Помимо меня в команде был еще один участник гребной регаты (правда, в 1923 году он не выступал, закончив колледж годом ранее) – Джордж Миллинг. «Если вы можете, не отдыхая, догрести от Путни до Мортлейка, – сказал нам Бинни, – то легко доберетесь от одного берега Шпицбергена до другого». В определенном смысле он был прав. Также в команду включили еще одного интересного человека – Алекса Фрейзера, блестящего молодого физика и математика, с которым у нас было множество общих интересов. Алекс любил говорить, а я – слушать, и мы сидели вечерами у огня, обсуждая вопросы, которые мало волновали наших коллег-гуманитариев. Чаще всего беседа строилась следующим образом: Алекс начинал рассказывать о каком-либо исследовании, я сперва поддакивал, а затем обнаруживал, что не согласен с ним в некоем определении или расчете, и разгорался спор, ведущим в котором был, конечно, Алекс. Он чаще всего и брал верх. Занимательно, что Алекса в компании дразнили «шпионом», потому что он был не из Оксфорда, а из Кембриджа.
Будучи математиком от природы, Алекс искренне восхищался красотой ландшафтов Свальбарда. Он находил в них распределение закономерностей, числовые ряды, идеальное, исконное совершенство нетронутой человеком природы. Никогда, говорил Алекс, никогда наука не достигнет уровня, который позволил бы ей взять верх над планетой; даже если мы закуем в сталь все реки, построим города на океаническом дне, подчиним себе вулканы и сотрем с лица земли леса, эти северные земли не пустят нас к себе, они проглотят нас, заморозят, изничтожат. Каждый день приносил новое подтверждение его высокопарным словам: непроходимый ландшафт, слякоть, туман делали передвижение невероятно сложным, пытаясь остановить нас практически каждые несколько ярдов.
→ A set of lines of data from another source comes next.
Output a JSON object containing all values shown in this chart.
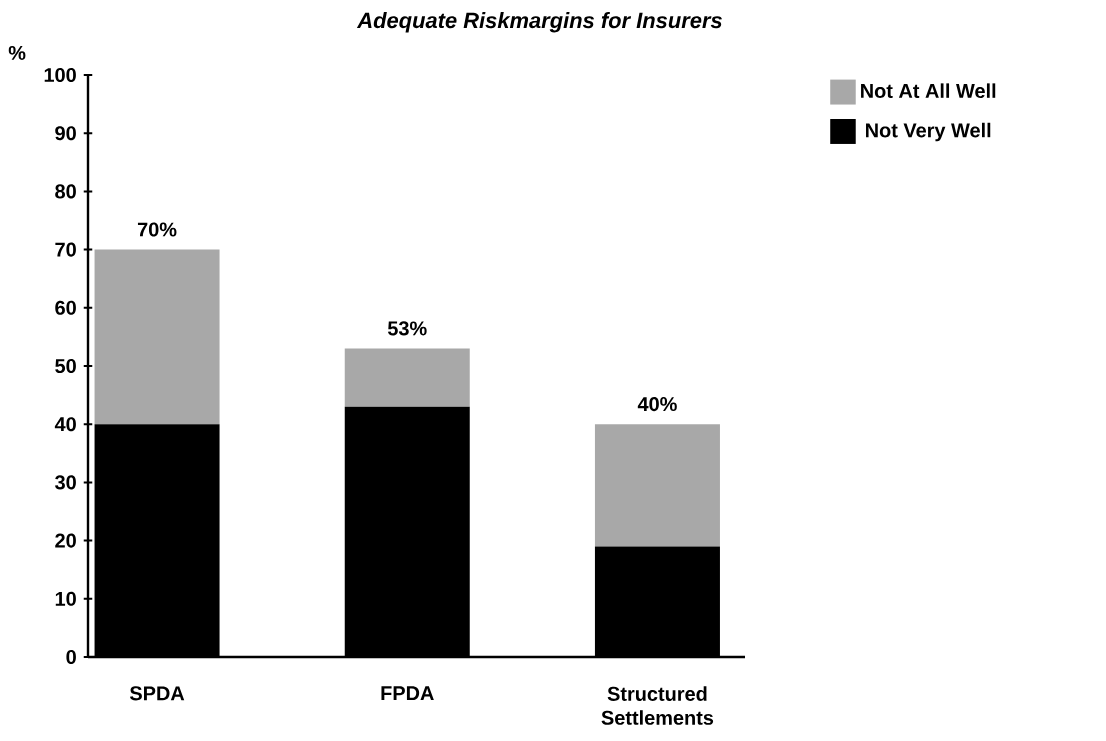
{
  "chart_data": {
    "type": "bar",
    "title": "Adequate Riskmargins for Insurers",
    "ylabel": "%",
    "categories": [
      "SPDA",
      "FPDA",
      "Structured Settlements"
    ],
    "stacked": true,
    "series": [
      {
        "name": "Not Very Well",
        "color": "#000000",
        "values": [
          40,
          43,
          19
        ]
      },
      {
        "name": "Not At All Well",
        "color": "#a8a8a8",
        "values": [
          30,
          10,
          21
        ]
      }
    ],
    "totals": [
      "70%",
      "53%",
      "40%"
    ],
    "ylim": [
      0,
      100
    ],
    "yticks": [
      0,
      10,
      20,
      30,
      40,
      50,
      60,
      70,
      80,
      90,
      100
    ],
    "grid": false,
    "legend": "top right"
  }
}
Но, конечно, экспедиция была задумана вовсе не ради выживания в северной пустыне. Мы ежедневно собирали десятки образцов почвы, растительных видов, фотографировали птиц и животных. Я был поражен тому, насколько богата флора, казалось бы, столь безжизненной земли. Десятки видов трав, цветов, кустарников я увидел там, где ожидал встретить в лучшем случае пару разновидностей мха и лишайника. Самым неприятным был сбор водорослей – я радовался, что я не биолог, что мне не нужно стоять по колено в холодной воде, срезая слизистые стебли неопределенного бурого цвета.
Но эта красота постепенно сходила на нет по пути на север. Северо-Восточная Земля оказалась мрачным, суровым островом, который значительно больше походил на тот Шпицберген, что я создал в своем воображении. Он представлял собой типичную арктическую тундру, где, кроме мхов и лишайников, нет практически ничего живого. Если на главном острове можно было встретить человека (в основном, тут жили рабочие норвежских угольных шахт), то на Северо-Восточной Земле любое движение означало – медведь. Мы были готовы убивать, если бы это стало необходимо, – но, слава богу, ни один белый гигант не попытался подойти к нам даже на расстояние выстрела.
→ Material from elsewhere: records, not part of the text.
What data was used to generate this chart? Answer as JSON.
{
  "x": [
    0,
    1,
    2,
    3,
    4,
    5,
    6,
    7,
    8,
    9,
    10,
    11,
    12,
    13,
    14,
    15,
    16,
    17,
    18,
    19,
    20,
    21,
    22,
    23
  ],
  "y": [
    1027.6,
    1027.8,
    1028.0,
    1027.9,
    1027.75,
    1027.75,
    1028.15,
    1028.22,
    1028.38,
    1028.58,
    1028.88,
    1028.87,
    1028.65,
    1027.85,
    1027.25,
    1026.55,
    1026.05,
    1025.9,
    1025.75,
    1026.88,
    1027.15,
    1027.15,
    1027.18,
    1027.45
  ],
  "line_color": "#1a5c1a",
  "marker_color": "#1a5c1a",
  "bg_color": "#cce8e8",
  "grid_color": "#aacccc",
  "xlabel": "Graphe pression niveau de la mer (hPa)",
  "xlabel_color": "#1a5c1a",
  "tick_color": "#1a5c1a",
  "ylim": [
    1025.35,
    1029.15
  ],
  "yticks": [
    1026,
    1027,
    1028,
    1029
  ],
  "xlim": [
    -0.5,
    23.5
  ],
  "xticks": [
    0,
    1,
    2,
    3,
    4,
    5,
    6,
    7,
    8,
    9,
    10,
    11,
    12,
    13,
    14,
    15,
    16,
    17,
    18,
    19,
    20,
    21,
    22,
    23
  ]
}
Правда, один раз мы потревожили расположившуюся на берегу колонию моржей. Они почуяли нас издалека, раздался чудовищный рев, и все стадо в считанные секунды соскользнуло в воду. Меня поразило сочетание неимоверной мощи и инстинкта, призывающего не сражаться, а бежать. В естественной среде у моржа есть несколько сильных врагов, например тот же белый медведь, но человек в видении могучего клыкастого зверя должен казаться жалкой блохой. Тем не менее колонию мы спугнули.
На протяжении всей экспедиции Оделл присматривался ко мне. Я чувствовал это и старался работать как можно лучше. Впрочем, это было нетрудно, поскольку мои обязанности целиком и полностью соответствовали интересам. Найди себе работу по душе, и не будешь работать ни дня в жизни, сказал великий, и я полностью согласен с его словами, которым нашел полноценное подтверждение. Но там, на Шпицбергене, Ноэль ни словом, ни жестом не намекнул на то, к чему хотел меня подготовить. Я полагал, что он присматривается ко мне из соображений последующих экспедиций – когда я уезжал в Тибет, как раз готовилась третья мертонская исследовательская миссия. Но тогда, на Свальбарде, я не мог и предположить, что Оделл делает из меня специалиста, способного выжить в условиях абсолютного экстремума. В условиях, в которых человек выжить не может ни теоретически, ни практически.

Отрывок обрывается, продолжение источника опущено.